La distribution fait flamber les licenciements collectifs

A eux deux, Carrefour et Mestdagh ont annoncé les licenciements collectifs de 1.683 employés. ©Kristof Vadino

Après une embellie l’an dernier, les procédures Renault s’alourdissent début 2018.

Les restructurations dans le secteur de la grande distribution ont alourdi le bilan des licenciements collectifs annoncés durant le premier semestre 2018. Sur les six premiers mois, 50 entreprises ont dévoilé leur intention de supprimer 4.108 emplois dans le cadre de la procédure Renault, selon les chiffres publiés hier par le SPF Emploi.

C’est le troisième score semestriel le plus élevé sur les cinq dernières années. Le sommet avait été atteint au premier semestre 2014 avec 7.377 travailleurs visés. Le plus bas (2.203 emplois) avait été enregistré sur la période janvier-juin de l’an dernier.

"Les grands magasins subissent une forte pression depuis plusieurs années."
SPF Emploi

La tendance est donc à nouveau à la hausse des projets de licenciement collectif, après une nette embellie en 2017. Et comme en 2014, le premier secteur à licencier est la grande distribution.
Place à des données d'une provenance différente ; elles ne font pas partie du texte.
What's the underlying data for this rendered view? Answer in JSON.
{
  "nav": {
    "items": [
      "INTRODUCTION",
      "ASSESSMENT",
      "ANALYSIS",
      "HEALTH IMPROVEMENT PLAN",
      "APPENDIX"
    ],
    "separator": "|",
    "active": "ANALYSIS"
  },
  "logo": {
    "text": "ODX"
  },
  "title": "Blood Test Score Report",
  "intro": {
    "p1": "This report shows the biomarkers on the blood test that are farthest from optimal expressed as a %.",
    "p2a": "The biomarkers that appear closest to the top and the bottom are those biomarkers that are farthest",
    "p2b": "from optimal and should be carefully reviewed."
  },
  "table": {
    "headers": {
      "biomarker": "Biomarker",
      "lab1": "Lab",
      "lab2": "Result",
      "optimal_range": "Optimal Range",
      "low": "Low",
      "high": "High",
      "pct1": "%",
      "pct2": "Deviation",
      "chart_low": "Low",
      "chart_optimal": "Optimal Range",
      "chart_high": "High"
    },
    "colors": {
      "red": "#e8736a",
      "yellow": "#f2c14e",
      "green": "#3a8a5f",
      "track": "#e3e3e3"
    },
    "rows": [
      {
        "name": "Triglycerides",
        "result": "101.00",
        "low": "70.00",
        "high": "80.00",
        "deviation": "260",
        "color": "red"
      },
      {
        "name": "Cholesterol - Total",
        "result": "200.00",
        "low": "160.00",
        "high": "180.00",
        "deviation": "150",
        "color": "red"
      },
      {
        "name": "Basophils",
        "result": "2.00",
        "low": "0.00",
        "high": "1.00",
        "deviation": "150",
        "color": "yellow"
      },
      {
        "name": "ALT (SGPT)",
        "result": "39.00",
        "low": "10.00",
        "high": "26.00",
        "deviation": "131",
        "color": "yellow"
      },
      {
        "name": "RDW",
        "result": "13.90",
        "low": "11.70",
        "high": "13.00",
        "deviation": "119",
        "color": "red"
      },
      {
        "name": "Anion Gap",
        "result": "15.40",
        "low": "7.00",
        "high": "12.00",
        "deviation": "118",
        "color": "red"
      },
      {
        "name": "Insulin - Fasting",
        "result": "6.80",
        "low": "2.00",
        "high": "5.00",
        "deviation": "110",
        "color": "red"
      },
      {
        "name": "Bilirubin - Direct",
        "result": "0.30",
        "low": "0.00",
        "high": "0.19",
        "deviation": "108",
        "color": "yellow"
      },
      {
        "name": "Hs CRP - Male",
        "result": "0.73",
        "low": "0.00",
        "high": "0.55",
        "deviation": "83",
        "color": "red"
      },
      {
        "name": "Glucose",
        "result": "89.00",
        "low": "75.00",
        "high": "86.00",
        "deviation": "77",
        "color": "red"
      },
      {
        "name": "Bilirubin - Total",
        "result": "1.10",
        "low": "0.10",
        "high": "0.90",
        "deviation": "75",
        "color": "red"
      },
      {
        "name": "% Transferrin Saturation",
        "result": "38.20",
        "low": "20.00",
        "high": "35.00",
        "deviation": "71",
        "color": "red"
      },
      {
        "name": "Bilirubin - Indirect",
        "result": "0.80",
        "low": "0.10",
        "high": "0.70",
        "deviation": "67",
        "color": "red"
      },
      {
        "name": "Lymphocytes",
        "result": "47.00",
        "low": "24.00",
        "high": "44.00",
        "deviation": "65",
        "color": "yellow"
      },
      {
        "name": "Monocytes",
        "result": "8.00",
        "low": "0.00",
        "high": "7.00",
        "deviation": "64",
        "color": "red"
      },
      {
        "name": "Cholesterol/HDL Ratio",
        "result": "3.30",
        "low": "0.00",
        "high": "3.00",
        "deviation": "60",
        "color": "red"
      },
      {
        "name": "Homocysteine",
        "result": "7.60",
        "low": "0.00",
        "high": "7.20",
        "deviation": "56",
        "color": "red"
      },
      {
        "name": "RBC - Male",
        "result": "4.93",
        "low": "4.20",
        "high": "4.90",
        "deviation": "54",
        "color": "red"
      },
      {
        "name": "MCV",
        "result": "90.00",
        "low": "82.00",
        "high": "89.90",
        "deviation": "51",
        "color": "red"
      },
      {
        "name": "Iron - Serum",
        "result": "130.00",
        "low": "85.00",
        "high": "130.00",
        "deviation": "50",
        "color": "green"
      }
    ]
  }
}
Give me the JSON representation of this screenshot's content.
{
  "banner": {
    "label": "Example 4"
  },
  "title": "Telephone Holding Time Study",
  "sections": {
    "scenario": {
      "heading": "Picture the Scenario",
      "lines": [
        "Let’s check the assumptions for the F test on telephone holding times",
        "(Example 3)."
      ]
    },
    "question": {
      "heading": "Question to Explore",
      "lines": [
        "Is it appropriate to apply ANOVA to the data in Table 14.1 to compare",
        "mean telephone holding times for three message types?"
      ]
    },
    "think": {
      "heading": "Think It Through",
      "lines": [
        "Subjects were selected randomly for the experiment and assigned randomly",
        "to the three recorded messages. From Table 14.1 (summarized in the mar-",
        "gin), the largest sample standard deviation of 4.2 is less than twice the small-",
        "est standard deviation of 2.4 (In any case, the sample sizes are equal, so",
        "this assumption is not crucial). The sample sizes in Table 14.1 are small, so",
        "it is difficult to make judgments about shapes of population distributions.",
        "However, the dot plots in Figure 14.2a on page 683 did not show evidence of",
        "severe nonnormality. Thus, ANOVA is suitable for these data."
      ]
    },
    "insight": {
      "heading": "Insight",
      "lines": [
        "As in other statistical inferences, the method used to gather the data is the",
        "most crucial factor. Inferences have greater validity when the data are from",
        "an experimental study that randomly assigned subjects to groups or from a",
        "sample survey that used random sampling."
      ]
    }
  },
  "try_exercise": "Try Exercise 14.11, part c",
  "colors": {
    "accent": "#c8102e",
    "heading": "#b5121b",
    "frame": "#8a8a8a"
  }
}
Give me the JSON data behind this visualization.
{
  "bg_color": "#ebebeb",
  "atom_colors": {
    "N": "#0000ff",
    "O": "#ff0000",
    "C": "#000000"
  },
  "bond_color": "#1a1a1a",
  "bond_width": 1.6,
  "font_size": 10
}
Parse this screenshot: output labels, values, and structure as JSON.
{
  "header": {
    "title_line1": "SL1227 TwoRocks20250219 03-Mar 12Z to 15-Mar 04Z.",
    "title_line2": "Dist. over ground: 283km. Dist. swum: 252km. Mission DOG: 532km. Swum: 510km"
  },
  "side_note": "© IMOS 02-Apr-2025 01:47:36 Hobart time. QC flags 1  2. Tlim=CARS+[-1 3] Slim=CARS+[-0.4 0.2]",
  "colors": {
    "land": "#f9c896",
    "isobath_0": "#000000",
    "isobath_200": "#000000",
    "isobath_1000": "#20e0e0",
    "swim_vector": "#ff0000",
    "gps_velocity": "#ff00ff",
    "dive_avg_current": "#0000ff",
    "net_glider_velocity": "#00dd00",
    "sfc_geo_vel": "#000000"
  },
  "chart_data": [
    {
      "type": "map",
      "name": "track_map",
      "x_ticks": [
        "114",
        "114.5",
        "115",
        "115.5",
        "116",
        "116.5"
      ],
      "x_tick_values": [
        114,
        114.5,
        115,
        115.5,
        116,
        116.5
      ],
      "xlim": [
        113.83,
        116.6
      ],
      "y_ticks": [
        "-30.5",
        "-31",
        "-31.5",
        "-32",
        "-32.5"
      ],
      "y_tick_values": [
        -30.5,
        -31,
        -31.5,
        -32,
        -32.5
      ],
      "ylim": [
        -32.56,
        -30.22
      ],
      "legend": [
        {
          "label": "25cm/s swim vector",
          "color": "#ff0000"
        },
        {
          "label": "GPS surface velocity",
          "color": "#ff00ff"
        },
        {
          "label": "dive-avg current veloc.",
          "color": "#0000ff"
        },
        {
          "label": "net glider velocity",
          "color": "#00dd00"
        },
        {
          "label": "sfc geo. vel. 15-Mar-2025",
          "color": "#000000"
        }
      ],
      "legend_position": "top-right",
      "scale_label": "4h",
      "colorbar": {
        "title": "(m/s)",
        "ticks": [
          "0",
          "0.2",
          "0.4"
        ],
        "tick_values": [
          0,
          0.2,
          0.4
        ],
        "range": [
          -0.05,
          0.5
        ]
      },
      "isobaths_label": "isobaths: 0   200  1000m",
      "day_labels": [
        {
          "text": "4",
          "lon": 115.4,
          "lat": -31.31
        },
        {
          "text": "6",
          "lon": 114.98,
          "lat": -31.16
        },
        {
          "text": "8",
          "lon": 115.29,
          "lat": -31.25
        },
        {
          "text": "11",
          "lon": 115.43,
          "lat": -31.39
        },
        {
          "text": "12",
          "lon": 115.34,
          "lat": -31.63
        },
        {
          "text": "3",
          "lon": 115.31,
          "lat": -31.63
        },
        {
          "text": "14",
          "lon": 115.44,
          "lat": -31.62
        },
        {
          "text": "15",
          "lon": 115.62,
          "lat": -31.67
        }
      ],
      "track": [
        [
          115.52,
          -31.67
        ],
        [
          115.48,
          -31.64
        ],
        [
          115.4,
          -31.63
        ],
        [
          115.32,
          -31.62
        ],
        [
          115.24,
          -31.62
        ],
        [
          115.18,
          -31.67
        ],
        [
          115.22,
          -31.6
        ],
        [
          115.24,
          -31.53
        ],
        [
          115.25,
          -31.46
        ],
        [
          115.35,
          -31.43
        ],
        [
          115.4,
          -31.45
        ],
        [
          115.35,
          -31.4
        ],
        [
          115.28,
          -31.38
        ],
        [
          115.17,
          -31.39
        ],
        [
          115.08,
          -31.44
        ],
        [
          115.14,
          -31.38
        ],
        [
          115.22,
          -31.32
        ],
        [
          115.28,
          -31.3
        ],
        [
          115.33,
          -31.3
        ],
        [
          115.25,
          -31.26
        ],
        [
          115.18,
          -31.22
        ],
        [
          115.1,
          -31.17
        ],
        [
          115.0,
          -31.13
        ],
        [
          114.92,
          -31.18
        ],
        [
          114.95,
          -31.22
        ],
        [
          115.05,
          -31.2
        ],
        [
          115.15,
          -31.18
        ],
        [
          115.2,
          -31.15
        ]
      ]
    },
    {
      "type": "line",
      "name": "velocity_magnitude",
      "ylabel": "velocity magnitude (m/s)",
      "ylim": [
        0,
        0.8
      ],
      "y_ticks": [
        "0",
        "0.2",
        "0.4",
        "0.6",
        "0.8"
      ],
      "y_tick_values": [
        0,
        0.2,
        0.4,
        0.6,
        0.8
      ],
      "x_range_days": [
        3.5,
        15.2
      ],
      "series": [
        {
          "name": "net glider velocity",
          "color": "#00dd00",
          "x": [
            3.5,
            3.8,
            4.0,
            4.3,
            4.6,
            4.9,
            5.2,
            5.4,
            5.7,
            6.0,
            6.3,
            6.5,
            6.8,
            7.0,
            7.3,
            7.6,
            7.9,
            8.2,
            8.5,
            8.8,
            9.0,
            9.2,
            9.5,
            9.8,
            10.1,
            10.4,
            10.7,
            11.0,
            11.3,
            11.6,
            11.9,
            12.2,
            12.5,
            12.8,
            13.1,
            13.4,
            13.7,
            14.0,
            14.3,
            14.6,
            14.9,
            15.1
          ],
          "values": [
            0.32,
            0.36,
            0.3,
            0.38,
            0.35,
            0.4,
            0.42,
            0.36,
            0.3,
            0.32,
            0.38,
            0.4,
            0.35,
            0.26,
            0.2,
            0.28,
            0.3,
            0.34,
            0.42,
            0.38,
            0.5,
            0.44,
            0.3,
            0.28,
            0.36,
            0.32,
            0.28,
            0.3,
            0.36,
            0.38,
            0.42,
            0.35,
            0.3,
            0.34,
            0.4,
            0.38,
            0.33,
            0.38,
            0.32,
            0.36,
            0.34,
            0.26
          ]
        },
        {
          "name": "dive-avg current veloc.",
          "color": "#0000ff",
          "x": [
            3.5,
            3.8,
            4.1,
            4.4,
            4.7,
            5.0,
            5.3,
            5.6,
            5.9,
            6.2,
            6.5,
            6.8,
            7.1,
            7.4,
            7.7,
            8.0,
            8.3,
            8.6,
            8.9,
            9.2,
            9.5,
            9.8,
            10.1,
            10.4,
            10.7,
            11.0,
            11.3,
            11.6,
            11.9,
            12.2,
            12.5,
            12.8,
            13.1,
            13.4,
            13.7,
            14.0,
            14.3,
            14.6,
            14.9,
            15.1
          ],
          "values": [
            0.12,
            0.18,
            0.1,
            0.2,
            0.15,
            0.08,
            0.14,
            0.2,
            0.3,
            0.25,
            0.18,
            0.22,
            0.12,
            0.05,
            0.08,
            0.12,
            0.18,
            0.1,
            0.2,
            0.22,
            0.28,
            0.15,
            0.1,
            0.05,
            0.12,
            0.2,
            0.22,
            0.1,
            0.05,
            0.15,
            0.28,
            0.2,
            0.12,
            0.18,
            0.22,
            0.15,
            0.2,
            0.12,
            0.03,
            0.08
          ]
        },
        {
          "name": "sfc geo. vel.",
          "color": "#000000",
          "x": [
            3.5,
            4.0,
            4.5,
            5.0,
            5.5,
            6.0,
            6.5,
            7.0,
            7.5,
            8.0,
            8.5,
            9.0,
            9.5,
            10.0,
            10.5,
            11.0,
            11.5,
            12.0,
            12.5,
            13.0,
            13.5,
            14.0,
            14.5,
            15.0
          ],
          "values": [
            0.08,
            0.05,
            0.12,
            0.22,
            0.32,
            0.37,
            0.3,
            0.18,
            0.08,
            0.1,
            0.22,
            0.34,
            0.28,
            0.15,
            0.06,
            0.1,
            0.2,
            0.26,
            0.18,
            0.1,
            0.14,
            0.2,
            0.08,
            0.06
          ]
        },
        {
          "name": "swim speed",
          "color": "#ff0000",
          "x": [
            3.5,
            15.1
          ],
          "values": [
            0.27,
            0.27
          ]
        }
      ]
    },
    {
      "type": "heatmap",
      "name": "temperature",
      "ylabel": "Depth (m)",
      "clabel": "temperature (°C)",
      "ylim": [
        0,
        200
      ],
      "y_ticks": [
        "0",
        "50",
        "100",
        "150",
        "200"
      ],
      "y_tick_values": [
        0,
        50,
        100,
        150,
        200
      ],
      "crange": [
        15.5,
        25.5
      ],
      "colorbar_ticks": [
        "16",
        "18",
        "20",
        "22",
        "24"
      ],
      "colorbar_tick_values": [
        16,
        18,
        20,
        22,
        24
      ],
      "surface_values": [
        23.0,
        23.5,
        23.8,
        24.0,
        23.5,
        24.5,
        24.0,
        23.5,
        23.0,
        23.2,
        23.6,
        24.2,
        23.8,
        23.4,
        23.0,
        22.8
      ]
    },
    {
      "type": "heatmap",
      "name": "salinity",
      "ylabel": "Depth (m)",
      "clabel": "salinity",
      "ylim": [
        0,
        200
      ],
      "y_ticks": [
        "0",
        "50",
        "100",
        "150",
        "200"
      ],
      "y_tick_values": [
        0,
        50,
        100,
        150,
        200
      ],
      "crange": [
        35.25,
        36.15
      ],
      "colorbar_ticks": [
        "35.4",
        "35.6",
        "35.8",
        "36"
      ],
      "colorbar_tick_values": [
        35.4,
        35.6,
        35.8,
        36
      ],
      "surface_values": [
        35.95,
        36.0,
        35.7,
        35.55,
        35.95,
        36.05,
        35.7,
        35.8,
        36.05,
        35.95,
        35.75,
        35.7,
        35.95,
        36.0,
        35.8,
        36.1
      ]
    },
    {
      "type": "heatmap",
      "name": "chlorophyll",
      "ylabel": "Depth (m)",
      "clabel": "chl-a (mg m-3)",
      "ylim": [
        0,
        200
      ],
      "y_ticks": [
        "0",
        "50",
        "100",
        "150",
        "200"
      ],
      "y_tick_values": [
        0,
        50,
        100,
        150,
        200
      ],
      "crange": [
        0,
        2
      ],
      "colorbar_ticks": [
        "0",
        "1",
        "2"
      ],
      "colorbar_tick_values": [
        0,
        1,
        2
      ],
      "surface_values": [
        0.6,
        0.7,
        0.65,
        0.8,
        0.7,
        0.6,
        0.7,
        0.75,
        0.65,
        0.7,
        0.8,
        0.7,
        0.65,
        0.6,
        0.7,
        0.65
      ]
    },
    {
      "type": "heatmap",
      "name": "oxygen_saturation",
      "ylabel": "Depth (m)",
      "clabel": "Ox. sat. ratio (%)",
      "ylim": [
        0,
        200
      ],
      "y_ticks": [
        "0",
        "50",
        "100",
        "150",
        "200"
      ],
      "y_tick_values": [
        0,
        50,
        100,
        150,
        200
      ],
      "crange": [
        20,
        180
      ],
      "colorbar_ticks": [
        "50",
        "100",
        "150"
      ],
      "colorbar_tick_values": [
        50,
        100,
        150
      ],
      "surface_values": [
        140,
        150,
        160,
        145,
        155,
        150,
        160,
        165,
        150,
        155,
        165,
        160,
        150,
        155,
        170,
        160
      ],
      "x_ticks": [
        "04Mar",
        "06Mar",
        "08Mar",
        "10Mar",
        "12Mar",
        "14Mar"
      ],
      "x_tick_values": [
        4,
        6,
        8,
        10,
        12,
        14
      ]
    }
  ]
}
Au début 2014, les chaînes Delhaize, Makro Cash & Carry et Home Market avaient aligné 3.022 postes dans leur viseur (sur un total de 7.377), tandis qu’au début de cette année, Carrefour et Mestdagh ont annoncé vouloir réduire l’emploi de 1.683 unités à eux deux.

Plus largement, la distribution est globalement responsable de 1.953 suppressions de postes envisagées en ce début 2018, ce qui représente 47,5% du total. Le transport, deuxième secteur touché, est loin derrière avec 597 emplois, suivi par la pétrochimie (444 unités).

Troisième vague

Les grands magasins sont donc toujours sous pression en Belgique, après avoir pourtant fortement contribué à la statistique des licenciements collectifs durant deux vagues précédentes, en 2014 et en 2010: cette année-là, pour rappel, Carrefour avait déjà annoncé la suppression de 4.600 postes.

Du côté des restructurations clôturées (notifiées), le bilan au premier semestre est légèrement plus favorable. Le SPF a recensé 2.884 licenciements effectifs, sur 3.011 initialement prévus. C’est le deuxième score le plus léger après celui du début 2016 (2.035 licenciements effectifs sur 2.257 prévus).